How many solutions does the system of equations have? y=−2x+12 4y+x−20=0
Correct answer please
3 answers
The correct answer is one solution.
Are you POSITIVE?
Apologies for the confusion earlier. Upon reviewing the system of equations:
1) y = -2x + 12
2) 4y + x - 20 = 0
Let's solve the system to determine the number of solutions.
First, we can rearrange equation 1 to express x in terms of y:
x = (12 - y) / -2
Substituting this expression for x into equation 2, we have:
4y + ((12 - y) / -2) - 20 = 0
Multiplying through by -2 to clear the fractions:
-8y + 12 -2(12 - y) - 40 = 0
-8y + 12 + 24 - 2y - 40 = 0
-10y - 4 = 0
-10y = 4
y = -4/10
y = -2/5
Substituting this value of y back into equation 1:
x = (12 - (-2/5)) / -2
x = (12 + 2/5) / -2
x = (60 + 2) / (-2 * 5)
x = 62 / -10
x = -31/5
Therefore, the system of equations has one solution: x = -31/5 and y = -2/5.
I apologize for the incorrect initial response.
1) y = -2x + 12
2) 4y + x - 20 = 0
Let's solve the system to determine the number of solutions.

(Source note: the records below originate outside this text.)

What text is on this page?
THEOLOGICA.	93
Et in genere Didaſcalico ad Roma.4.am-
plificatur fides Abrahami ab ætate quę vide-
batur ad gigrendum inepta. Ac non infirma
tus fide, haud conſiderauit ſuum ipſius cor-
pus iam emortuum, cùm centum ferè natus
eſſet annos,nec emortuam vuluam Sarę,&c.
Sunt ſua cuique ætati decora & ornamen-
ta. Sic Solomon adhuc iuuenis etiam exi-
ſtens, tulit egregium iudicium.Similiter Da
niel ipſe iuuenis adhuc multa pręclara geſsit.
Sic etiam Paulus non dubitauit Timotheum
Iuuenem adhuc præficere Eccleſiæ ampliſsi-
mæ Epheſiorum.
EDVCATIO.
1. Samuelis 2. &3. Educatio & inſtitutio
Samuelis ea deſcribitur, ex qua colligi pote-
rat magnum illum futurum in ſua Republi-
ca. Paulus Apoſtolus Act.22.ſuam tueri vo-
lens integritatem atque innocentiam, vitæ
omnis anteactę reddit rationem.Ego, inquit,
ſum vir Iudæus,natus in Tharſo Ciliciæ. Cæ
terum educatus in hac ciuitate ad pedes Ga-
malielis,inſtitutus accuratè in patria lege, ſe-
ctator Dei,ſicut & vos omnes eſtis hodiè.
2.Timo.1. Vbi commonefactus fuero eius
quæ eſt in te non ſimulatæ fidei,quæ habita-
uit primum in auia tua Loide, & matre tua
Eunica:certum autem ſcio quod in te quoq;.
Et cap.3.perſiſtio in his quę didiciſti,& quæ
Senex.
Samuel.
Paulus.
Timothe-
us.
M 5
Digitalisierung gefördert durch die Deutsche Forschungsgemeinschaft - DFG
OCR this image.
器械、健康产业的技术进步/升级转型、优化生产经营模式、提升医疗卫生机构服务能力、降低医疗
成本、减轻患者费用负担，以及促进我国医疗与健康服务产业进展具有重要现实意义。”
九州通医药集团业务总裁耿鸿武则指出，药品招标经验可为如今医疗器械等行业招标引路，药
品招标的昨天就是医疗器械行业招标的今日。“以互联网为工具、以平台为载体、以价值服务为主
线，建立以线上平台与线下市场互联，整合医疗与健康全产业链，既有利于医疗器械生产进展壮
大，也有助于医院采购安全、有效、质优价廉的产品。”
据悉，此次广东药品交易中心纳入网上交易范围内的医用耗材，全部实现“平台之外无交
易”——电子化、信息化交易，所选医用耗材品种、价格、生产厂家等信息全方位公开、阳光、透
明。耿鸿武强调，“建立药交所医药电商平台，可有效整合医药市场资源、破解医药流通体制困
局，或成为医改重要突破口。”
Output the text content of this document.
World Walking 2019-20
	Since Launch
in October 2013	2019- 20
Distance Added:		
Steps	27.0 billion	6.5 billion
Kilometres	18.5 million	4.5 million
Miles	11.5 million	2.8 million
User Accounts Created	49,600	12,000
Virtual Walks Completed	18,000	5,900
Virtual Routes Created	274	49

First, we can rearrange equation 1 to express x in terms of y:
x = (12 - y) / -2
Substituting this expression for x into equation 2, we have:
4y + ((12 - y) / -2) - 20 = 0
Multiplying through by -2 to clear the fractions:
-8y + 12 -2(12 - y) - 40 = 0
-8y + 12 + 24 - 2y - 40 = 0
-10y - 4 = 0
-10y = 4
y = -4/10
y = -2/5
Substituting this value of y back into equation 1:
x = (12 - (-2/5)) / -2
x = (12 + 2/5) / -2
x = (60 + 2) / (-2 * 5)
x = 62 / -10
x = -31/5
Therefore, the system of equations has one solution: x = -31/5 and y = -2/5.
I apologize for the incorrect initial response.